Oft liegt die fern verortete Schönheit in der Nähe. Das Allgäu ist so ein Juwel vor unserer Haustür. Als ich zum ersten Mal von der Fidere Passhütte zur Fidere Scharte hochstieg und sich dort oben die Sicht auf die Gipfel des Allgäuer Hauptkammes eröffnete, war ich verblüfft ob so vielfältiger montaner Schönheit. Ein Bergsteiger neben mir rief: „Da sind wir mit einem Billigticket mitten im Paradies gelandet.“ Wir mussten tatsächlich keine Fernreise buchen, um dieses überwältigende Panorama zu erleben.

Martin vom DAV Mainz hatte die Tour „Best of Allgäu“ ausgearbeitet und ausgeschrieben, da musste man zugreifen. Elli hatte just ihre Wanderleiterprüfung abgelegt und unterstützte die Gruppe hervorragend. Wir stiegen im Hotel Gemma in Hirschegg (Kleinwalsertal) ab und ließen uns die Tour am Abendtisch durch den Kopf gehen. Regen war für die nächsten Tage angesagt. Einige Gipfel werden bei schlechtem Wetter nicht zu besteigen sein, war der erste Kommentar des Leiters. Alternativen wurden schnell gefunden, ein Plan B, mit dem jeder zufrieden war.

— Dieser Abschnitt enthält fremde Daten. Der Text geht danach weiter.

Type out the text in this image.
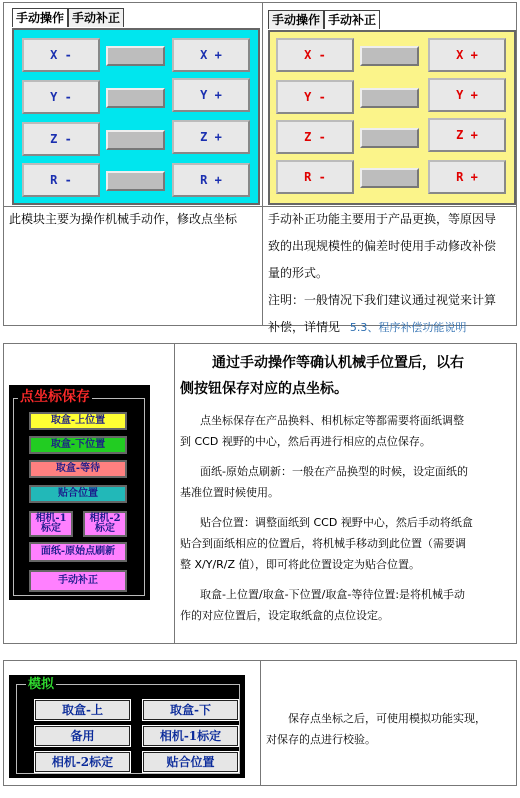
手动操作 手动补正
X -	X +
Y -	Y +
Z -	Z +
R -	R +
手动操作 手动补正
X -	X +
Y -	Y +
Z -	Z +
R -	R +
此模块主要为操作机械手动作，修改点坐标	手动补正功能主要用于产品更换，等原因导
致的出现规模性的偏差时使用手动修改补偿
量的形式。
注明：一般情况下我们建议通过视觉来计算
补偿，详情见 5.3、程序补偿功能说明
点坐标保存
取盒-上位置
取盒-下位置
取盒-等待
贴合位置
相机-1
标定
相机-2
标定
面纸-原始点刷新
手动补正
通过手动操作等确认机械手位置后，以右
侧按钮保存对应的点坐标。
点坐标保存在产品换料、相机标定等都需要将面纸调整
到 CCD 视野的中心，然后再进行相应的点位保存。
面纸-原始点刷新：一般在产品换型的时候，设定面纸的
基准位置时候使用。
贴合位置：调整面纸到 CCD 视野中心，然后手动将纸盒
贴合到面纸相应的位置后，将机械手移动到此位置（需要调
整 X/Y/R/Z 值），即可将此位置设定为贴合位置。
取盒-上位置/取盒-下位置/取盒-等待位置:是将机械手动
作的对应位置后，设定取纸盒的点位设定。
模拟
取盒-上	取盒-下
备用	相机-1标定
相机-2标定	贴合位置
保存点坐标之后，可使用模拟功能实现，
对保存的点进行校验。
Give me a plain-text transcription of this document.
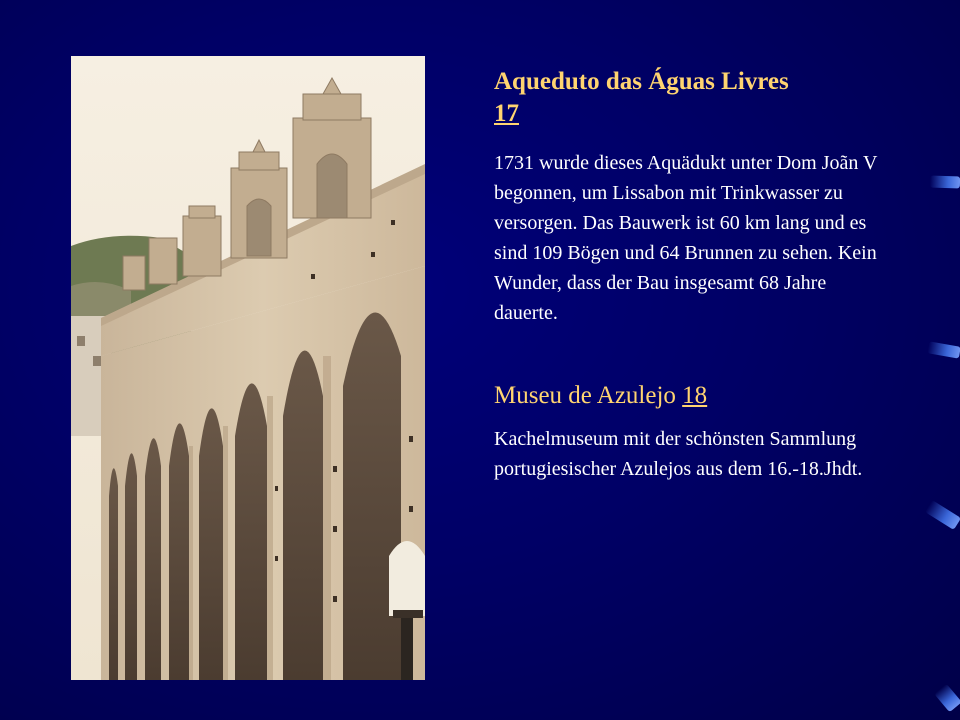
Aqueduto das Águas Livres
17

1731 wurde dieses Aquädukt unter Dom Joãn V begonnen, um Lissabon mit Trinkwasser zu versorgen. Das Bauwerk ist 60 km lang und es sind 109 Bögen und 64 Brunnen zu sehen. Kein Wunder, dass der Bau insgesamt 68 Jahre dauerte.

Museu de Azulejo 18

Kachelmuseum mit der schönsten Sammlung portugiesischer Azulejos aus dem 16.-18.Jhdt.
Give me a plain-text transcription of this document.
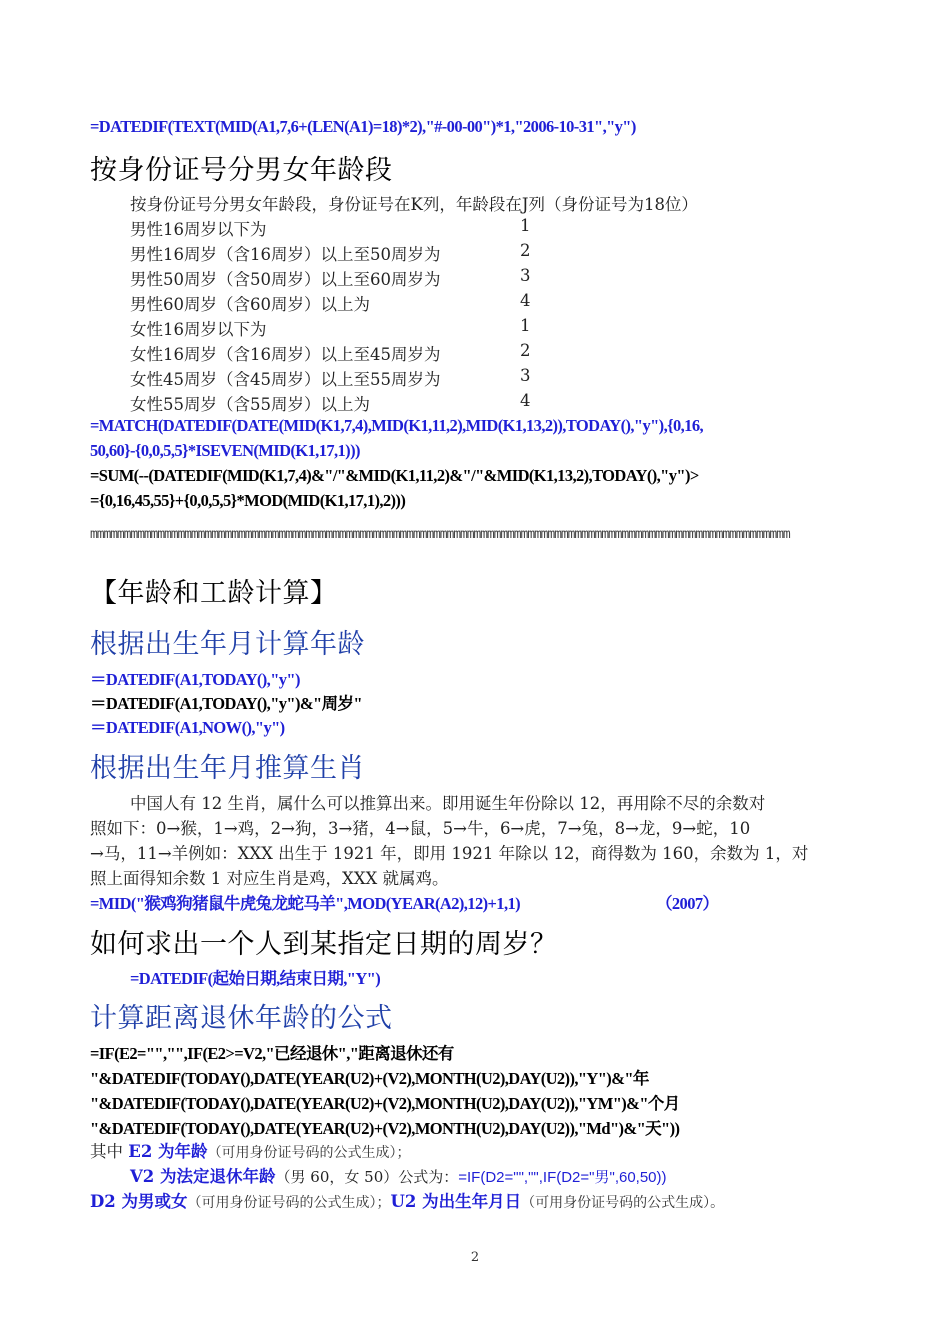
=DATEDIF(TEXT(MID(A1,7,6+(LEN(A1)=18)*2),"#-00-00")*1,"2006-10-31","y")
按身份证号分男女年龄段
按身份证号分男女年龄段，身份证号在K列，年龄段在J列（身份证号为18位）
男性16周岁以下为	1
男性16周岁（含16周岁）以上至50周岁为	2
男性50周岁（含50周岁）以上至60周岁为	3
男性60周岁（含60周岁）以上为	4
女性16周岁以下为	1
女性16周岁（含16周岁）以上至45周岁为	2
女性45周岁（含45周岁）以上至55周岁为	3
女性55周岁（含55周岁）以上为	4
=MATCH(DATEDIF(DATE(MID(K1,7,4),MID(K1,11,2),MID(K1,13,2)),TODAY(),"y"),{0,16,
50,60}-{0,0,5,5}*ISEVEN(MID(K1,17,1)))
=SUM(--(DATEDIF(MID(K1,7,4)&"/"&MID(K1,11,2)&"/"&MID(K1,13,2),TODAY(),"y")>
={0,16,45,55}+{0,0,5,5}*MOD(MID(K1,17,1),2)))
mmmmmmmmmmmmmmmmmmmmmmmmmmmmmmmmmmmmmmmmmmmmmmmmmmmmmmmmmmmmmmmmmmmmmmmmmmmmmmmmmmmmmmmmmmmmmmmmmmmmmmmm
【年龄和工龄计算】
根据出生年月计算年龄
＝DATEDIF(A1,TODAY(),"y")
＝DATEDIF(A1,TODAY(),"y")&"周岁"
＝DATEDIF(A1,NOW(),"y")
根据出生年月推算生肖
中国人有 12 生肖，属什么可以推算出来。即用诞生年份除以 12，再用除不尽的余数对
照如下：0→猴，1→鸡，2→狗，3→猪，4→鼠，5→牛，6→虎，7→兔，8→龙，9→蛇，10
→马，11→羊例如：XXX 出生于 1921 年，即用 1921 年除以 12，商得数为 160，余数为 1，对
照上面得知余数 1 对应生肖是鸡，XXX 就属鸡。
=MID("猴鸡狗猪鼠牛虎兔龙蛇马羊",MOD(YEAR(A2),12)+1,1)	（2007）
如何求出一个人到某指定日期的周岁？
=DATEDIF(起始日期,结束日期,"Y")
计算距离退休年龄的公式
=IF(E2="","",IF(E2>=V2,"已经退休","距离退休还有
"&DATEDIF(TODAY(),DATE(YEAR(U2)+(V2),MONTH(U2),DAY(U2)),"Y")&"年
"&DATEDIF(TODAY(),DATE(YEAR(U2)+(V2),MONTH(U2),DAY(U2)),"YM")&"个月
"&DATEDIF(TODAY(),DATE(YEAR(U2)+(V2),MONTH(U2),DAY(U2)),"Md")&"天"))
其中 E2 为年龄（可用身份证号码的公式生成）；
V2 为法定退休年龄（男 60，女 50）公式为：=IF(D2="","",IF(D2="男",60,50))
D2 为男或女（可用身份证号码的公式生成）；U2 为出生年月日（可用身份证号码的公式生成）。
2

Am nächsten Morgen fuhren wir mit der Ifen-Seilbahn bis zur Mittelstation, um Zeit zu sparen, denn am Nachmittag sollte das Wetter umschlagen. In zweieinhalb Stunden waren wir oben auf dem Hohen Ifen (2.229 m). Einige kleinere Schneefelder mussten wir vorher queren, an Seilversicherungen hochklettern, und auf dem Ifenplateau begann es schon zu regnen. Wind kam auf, also volle Regenmontur an. Seltsam: Die Sicht nach Nordwest war frei, bis zum Bodensee in der Ferne. Und gleich vor uns, an der Abbruchkante des Ifenplateaus, war der Gottesacker zum Greifen nah. Ein verkarstetes Gelände, mit scharfkantigen Schratten, Schächten und Dolinen übereinandergeschichtet, faszinierend und bedrohlich zugleich und im Südosten die dunklen Wolken. Der Abstieg zur Ifersguntalpe (1.751 m) ging steil und hart an der Abbruchkante bergab über Geröll und Holzschwellen an Seilversichrungen; dann über schmierige Felsplatten, über Tonmergelgestein in flachere Moorpassagen. Im Nieselregen hatten wir trotz allem noch etwas Zeit die Vegetation zu erkunden: spät blühende Alpenrosen glühten aus hartem Blattwerk hervor, Gold-Pippau, punktierter, gelber und purpurner Enzian, gelb-violette Alpenastern, zierliche Soldanellen, alles miteinander verwoben von den Fäden des Schnürlregens. Schwarz glänzende Alpensalamander verlassen bei Nässe ihre Erdlöcher. Die kopulierenden Lurche winden sich auf den flachen Wanderwegen. Hier ist Vorsicht geboten: Naturschutz geht vor.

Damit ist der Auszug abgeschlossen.